Hasta no hace muchos años, en uno de los pueblos donde residí, existía la costumbre de tañer la campana cuando uno de sus vecinos se hallaba en estado de suma gravedad, temiéndose por su vida, a cuyo toque llamaban de «agonía», dándose alguna vez el caso de que el moribundo, mejoraba de su enfermedad y, durante su tránsito por las calles, le era obligado hacer presente a sus paisanos su agradecimiento por las «oraciones elevadas en favor de su alma». Cuando se producía la muerte, tañían dos veces si el fallecido era mujer, tres cuando el difunto era varón, y para el clérigo, tantas cuantas eran las órdenes que había recibido.
Hace más de medio siglo, en estos días de crudo invierno, cuando las frecuentes nevadas alcanzaban 30 ó 40 centímetros de espesor y cubrían totalmente nuestros campos, al atardecer se escuchaba el sonido de la campana con su «toque de perdidos» como medio acústico de orientación para el regreso de alguno de los pastores que, de mañana, habían salido a cuidar sus ganados en parideras apartadas de la población, sin que, de no emplear ese medio, les hubiera sido posible volver a la villa, por la desaparición de todo vestigio de los caminos, con el consiguiente peligro de perecer helados.
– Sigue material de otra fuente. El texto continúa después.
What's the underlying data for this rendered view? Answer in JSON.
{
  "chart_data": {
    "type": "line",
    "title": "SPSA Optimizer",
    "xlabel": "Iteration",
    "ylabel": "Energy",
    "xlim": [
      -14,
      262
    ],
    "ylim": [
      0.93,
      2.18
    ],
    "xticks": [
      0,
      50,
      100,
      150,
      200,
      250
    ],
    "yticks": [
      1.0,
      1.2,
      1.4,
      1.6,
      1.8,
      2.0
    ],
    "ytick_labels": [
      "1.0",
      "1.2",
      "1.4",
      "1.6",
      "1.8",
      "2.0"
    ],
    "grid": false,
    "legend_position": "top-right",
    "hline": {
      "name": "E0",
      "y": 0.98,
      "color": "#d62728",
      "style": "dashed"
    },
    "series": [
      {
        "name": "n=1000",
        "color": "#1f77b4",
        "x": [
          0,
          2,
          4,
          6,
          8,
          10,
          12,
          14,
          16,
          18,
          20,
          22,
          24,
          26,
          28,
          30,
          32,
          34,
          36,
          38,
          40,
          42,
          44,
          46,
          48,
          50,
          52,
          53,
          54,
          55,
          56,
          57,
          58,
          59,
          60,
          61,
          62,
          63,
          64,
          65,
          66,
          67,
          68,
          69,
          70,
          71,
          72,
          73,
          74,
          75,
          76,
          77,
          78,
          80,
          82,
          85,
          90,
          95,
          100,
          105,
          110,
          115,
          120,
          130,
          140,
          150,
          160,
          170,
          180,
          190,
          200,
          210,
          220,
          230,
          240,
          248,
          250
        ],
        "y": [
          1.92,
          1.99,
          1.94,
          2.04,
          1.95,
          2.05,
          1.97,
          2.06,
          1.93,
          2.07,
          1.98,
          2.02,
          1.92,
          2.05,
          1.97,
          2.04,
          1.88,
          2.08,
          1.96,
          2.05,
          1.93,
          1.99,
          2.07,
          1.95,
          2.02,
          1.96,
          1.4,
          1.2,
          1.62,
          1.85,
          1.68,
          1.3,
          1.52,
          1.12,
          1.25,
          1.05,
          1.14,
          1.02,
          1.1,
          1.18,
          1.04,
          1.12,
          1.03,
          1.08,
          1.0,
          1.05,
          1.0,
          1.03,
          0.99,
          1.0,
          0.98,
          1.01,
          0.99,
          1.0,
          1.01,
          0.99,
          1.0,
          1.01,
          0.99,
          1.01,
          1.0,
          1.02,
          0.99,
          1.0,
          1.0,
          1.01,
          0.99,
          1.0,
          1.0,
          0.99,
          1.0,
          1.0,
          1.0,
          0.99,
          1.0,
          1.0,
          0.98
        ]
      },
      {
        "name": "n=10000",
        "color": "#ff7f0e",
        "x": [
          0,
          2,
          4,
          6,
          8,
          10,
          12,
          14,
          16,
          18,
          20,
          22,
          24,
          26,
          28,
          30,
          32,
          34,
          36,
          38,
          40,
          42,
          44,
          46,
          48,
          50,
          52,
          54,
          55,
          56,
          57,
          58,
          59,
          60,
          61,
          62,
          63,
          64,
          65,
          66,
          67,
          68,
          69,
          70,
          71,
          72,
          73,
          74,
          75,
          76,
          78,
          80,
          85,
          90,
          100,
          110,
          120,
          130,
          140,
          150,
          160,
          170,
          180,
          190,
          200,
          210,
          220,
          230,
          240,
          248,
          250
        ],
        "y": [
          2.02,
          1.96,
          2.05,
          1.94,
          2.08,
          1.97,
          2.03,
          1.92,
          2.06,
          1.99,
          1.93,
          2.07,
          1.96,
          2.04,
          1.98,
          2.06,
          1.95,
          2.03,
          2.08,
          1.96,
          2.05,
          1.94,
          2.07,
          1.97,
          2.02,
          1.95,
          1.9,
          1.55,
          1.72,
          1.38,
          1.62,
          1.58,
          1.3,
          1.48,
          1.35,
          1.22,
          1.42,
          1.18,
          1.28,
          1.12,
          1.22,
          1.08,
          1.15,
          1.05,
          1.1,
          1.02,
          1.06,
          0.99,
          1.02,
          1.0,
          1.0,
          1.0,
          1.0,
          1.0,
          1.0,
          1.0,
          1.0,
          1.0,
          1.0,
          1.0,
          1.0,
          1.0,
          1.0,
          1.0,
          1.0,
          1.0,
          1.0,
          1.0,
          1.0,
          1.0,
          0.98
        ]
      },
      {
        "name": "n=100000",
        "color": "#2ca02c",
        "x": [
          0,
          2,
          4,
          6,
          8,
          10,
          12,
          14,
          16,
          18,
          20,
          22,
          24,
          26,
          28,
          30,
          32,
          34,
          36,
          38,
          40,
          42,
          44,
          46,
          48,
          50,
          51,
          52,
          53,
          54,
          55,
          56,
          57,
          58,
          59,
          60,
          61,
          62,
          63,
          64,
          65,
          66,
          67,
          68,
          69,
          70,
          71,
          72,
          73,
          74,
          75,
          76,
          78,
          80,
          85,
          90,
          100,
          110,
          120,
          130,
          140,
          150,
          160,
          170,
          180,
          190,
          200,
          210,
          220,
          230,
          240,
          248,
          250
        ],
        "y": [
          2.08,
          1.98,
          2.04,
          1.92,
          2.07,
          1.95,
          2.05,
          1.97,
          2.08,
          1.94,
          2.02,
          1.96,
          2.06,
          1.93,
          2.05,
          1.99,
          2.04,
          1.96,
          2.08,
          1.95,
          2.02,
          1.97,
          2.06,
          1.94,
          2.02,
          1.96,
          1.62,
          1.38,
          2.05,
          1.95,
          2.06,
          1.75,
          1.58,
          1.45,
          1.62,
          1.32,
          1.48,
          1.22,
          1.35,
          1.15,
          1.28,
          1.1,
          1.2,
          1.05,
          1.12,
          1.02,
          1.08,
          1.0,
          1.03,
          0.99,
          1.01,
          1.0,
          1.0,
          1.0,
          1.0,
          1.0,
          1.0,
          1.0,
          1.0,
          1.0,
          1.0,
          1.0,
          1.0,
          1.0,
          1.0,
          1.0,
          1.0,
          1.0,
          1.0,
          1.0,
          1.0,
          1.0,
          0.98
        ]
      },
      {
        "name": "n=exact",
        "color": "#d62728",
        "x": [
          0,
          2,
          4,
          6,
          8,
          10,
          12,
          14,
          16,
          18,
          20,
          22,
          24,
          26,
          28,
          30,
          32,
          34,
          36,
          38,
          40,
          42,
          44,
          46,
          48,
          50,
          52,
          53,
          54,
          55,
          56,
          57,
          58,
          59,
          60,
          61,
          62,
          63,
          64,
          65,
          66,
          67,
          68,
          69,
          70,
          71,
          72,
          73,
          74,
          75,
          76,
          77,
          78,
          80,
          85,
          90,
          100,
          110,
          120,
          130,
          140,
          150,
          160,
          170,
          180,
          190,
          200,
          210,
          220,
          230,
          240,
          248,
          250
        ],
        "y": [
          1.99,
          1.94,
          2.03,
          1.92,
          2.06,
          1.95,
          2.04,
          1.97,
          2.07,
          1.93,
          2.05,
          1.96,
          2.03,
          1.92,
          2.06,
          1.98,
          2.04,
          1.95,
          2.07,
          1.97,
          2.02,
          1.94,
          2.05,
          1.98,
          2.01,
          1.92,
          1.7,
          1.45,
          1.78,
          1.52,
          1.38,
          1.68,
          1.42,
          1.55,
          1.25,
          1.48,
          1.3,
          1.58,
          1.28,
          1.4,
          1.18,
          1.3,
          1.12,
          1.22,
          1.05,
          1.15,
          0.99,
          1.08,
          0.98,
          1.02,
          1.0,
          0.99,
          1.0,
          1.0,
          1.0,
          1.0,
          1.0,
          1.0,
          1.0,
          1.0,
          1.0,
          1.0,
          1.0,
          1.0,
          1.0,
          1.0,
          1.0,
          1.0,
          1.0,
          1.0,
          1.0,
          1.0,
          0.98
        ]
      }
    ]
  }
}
En consecuencia: las campanas suenan dulcemente en la llamada a los actos litúrgicos y, con singular gozo, en las vísperas de las fiestas mayores, cumpliendo lo programado: «con volteo de campanas y disparo de cohetes»; doblan en los casos de muerte; tocan a rebato en caso de siniestro; y en gran número de pueblos y ciudades, continúan anunciando «el paso de las horas», como lo hicieron en la Edad Media, pero sin necesidad de «vigía», pues los modernos sistemas electromecánicos han venido a suplir, con más eficacia, la misión a aquéllos encomendada.
Que las campanas de todos los lugares conserven su eternal eco, y que él sea siempre anuncio de alegrías y de paz para este mundo que tanto lo necesita.